If we would have served (the PFA), we would have taken them,” he said. Copies of PFA orders are provided to the county sheriff, police departments and the area district judge, and a constable could have served it through the district judge’s office.

Carolin Kern was found dead Tuesday in her car on a rural Jefferson Township road of a shotgun wound to the chest. Her vehicle appeared to have been struck from behind, and the truck Dennis Kern was driving had damage consistent with such a crash. Dennis Kern was the only suspect.

State police Trooper Matthew Jardine said the shotgun and ammunition Dennis Kern used to kill himself were consistent with the types used to kill Carolin Kern. He said police did not yet know who owned the gun.

The pair had been married for three years and had a rocky relationship. Dennis Kern was arrested in March for threatening to shoot and kill his estranged wife. That case was closed in Washington County Court when he pleaded guilty to a summary charge.
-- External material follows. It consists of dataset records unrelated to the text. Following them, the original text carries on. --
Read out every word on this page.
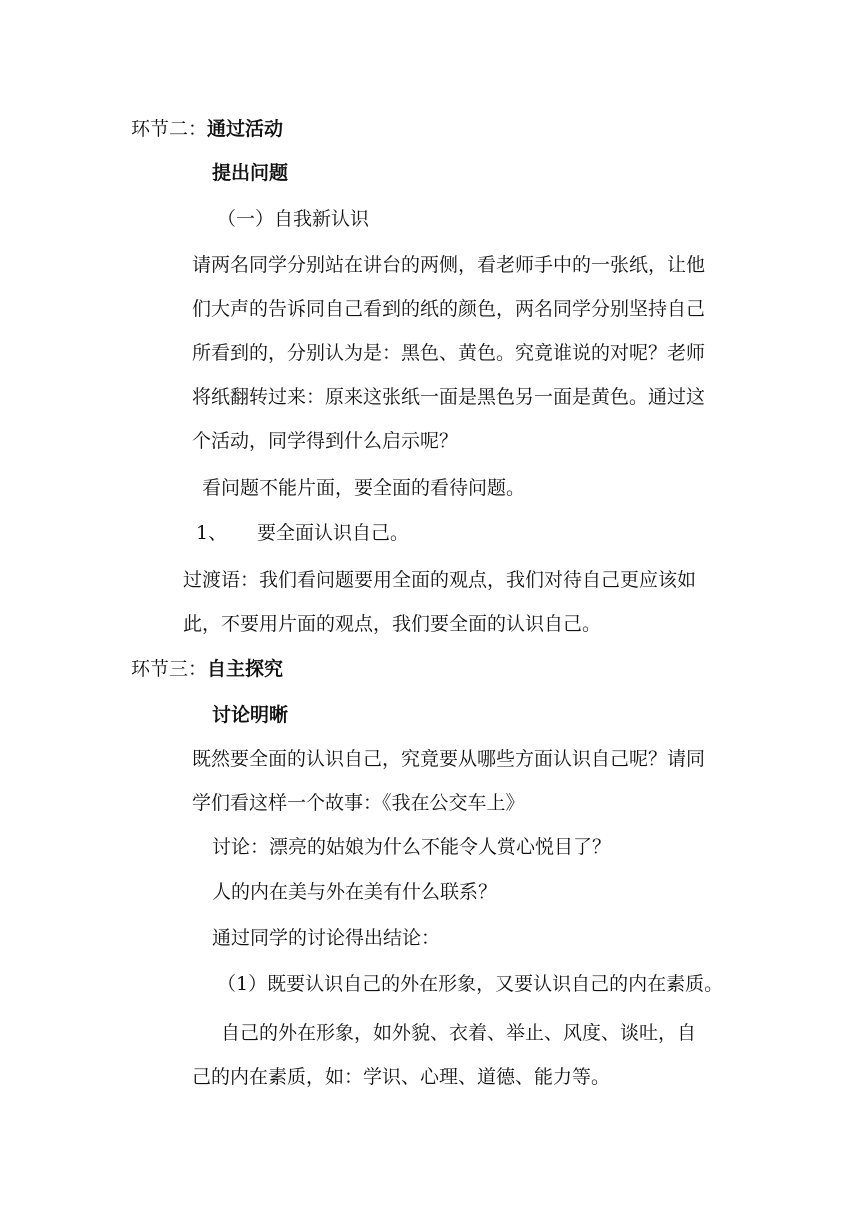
环节二：通过活动
提出问题
（一）自我新认识
请两名同学分别站在讲台的两侧，看老师手中的一张纸，让他
们大声的告诉同自己看到的纸的颜色，两名同学分别坚持自己
所看到的，分别认为是：黑色、黄色。究竟谁说的对呢？老师
将纸翻转过来：原来这张纸一面是黑色另一面是黄色。通过这
个活动，同学得到什么启示呢？
看问题不能片面，要全面的看待问题。
1、 要全面认识自己。
过渡语：我们看问题要用全面的观点，我们对待自己更应该如
此，不要用片面的观点，我们要全面的认识自己。
环节三：自主探究
讨论明晰
既然要全面的认识自己，究竟要从哪些方面认识自己呢？请同
学们看这样一个故事：《我在公交车上》
讨论：漂亮的姑娘为什么不能令人赏心悦目了？
人的内在美与外在美有什么联系？
通过同学的讨论得出结论：
（1）既要认识自己的外在形象，又要认识自己的内在素质。
自己的外在形象，如外貌、衣着、举止、风度、谈吐，自
己的内在素质，如：学识、心理、道德、能力等。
Carolin Kern was granted a temporary PFA at the end of March and filed for divorce in April. She was granted the two-year PFA in May. According to court documents, Carolin Kern said he threatened to blow her head off and went and got two guns from the basement when she told him she wanted a divorce.

The active protection-from-abuse order prohibited him from having contact with her and ordered him out of the 34 Browntown Road home they had once shared.

Megan Dunlevy, Fayette County Shelter and Legal Advocacy coordinator, said that while PFAs are beneficial, they don’t always protect victims.

“If somebody wants to do something to someone else, they are going to do it,” she said. “(A PFA) is just a piece of paper – for some a very helpful piece of paper and for others it is not enough.”

Dunlevy said more than 400 people filed for PFAs in Washington County last year. The purpose of a PFA is to limit or prevent contact for victims who are being threatened or harmed. Dunlevy said some people won’t file for a protection-from-abuse order because they know it will only make the situation worse.

“We don’t encourage anyone to do anything,” she said. “We just make them aware of their options.”

Jardine said state police are doing their best to fill any remaining holes in the investigation.

“We are trying to tie up loose ends.”